Artificial intelligence is being viewed by investors as the Next Big Thing, with rising exuberance contributing to rising stock prices. While there is nothing wrong with being forward-looking regarding AI, it’s important to have a balanced perspective about the technology. The reality is that most technologies are less impactful in the short run than people think they will be, and more impactful in the long run than people expect.
Let’s look at the internet as an example—when the technology was developed in the late 1980s, it had very little impact initially. Then in the early 1990s, we started to see the development of public-facing websites. This ultimately led to the Dotcom craze and the excitement around any company with “clicks,” “eyeballs” and a website. Yet for years, the internet had very little impact on business or general daily life. By 1999, e-commerce and online shopping were mostly unknown, search engines were still more like phone books than anything else, relatively few people had email addresses, and concepts like social media, streaming video and remote work were embryonic at best.
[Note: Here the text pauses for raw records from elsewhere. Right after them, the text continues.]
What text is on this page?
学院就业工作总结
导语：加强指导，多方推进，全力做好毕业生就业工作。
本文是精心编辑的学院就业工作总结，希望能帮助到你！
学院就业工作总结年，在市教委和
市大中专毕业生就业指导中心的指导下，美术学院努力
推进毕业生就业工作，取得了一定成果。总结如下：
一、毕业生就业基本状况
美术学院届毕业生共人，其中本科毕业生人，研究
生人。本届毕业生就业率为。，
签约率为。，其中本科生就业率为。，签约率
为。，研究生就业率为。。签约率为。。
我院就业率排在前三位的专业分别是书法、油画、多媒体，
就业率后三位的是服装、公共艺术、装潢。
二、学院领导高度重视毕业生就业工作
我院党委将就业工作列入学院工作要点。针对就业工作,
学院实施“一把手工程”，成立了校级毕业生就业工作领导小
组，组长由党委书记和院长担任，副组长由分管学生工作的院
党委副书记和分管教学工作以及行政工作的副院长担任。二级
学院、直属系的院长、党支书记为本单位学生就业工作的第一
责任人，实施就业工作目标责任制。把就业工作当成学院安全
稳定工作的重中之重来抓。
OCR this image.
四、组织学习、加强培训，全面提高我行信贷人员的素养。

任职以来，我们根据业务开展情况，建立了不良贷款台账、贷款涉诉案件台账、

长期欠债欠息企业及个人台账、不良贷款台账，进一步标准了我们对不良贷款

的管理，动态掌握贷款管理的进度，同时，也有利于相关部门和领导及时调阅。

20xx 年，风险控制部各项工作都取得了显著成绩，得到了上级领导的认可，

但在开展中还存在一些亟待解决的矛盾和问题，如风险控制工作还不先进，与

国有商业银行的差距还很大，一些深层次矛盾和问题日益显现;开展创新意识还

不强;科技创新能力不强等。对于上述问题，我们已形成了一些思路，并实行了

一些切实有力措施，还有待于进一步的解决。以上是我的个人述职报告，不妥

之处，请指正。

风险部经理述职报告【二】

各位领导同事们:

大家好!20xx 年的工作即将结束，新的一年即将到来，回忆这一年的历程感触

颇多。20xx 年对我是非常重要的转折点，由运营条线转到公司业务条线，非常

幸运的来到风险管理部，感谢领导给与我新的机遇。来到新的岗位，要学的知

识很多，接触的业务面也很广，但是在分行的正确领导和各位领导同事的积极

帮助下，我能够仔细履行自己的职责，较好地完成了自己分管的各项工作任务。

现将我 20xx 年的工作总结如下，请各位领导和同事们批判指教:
Even a decade after the internet was created, there was still no Google or Google Maps, no Facebook, Netflix, Zoom or TikTok, and no Uber, AWS, Fiverr or Airbnb. While Amazon existed, it was in its infancy and certainly was not offering anything like the variety of products it has today, or free Prime shipping. AOL was seen as the future, and there was online stock trading—on dial-up modems with each trade carrying a commission of anywhere from $15 to $50 in general.
All of this changed of course, and today the Internet is central to business and everyday life. However, it has taken 30-plus years to see that transformation. Part of this is due to the technology growing alongside complementary innovations. For instance, the Internet is much more useful today thanks to smartphones, high-speed broadband, low-cost computers, reams of digitized data and a constellation of private satellites around the world, all of which were developed since 1999.
Artificial intelligence is likely to go the same way as the internet. In 30 years, AI will seem integral to business and personal life, and while people will be able to imagine a world without it, just as we can imagine or remember a world without the internet today, in the long run, it will be clear to nearly everyone that AI has had a significant impact on daily life. The internet was a rounding error on both expenses and revenues for the vast majority of firms throughout the 1990s and the same will likely be true for most companies with AI. The long-run business winners in AI may not even be in existence yet, just as the internet “giants” of 1995 are not necessarily the giants of today.
In summary, there is no reason investors cannot get excited about the potential of AI. However, that excitement should be balanced by remembering that the financial impact of this technology on most businesses is currently very limited, and will likely take years to fully develop.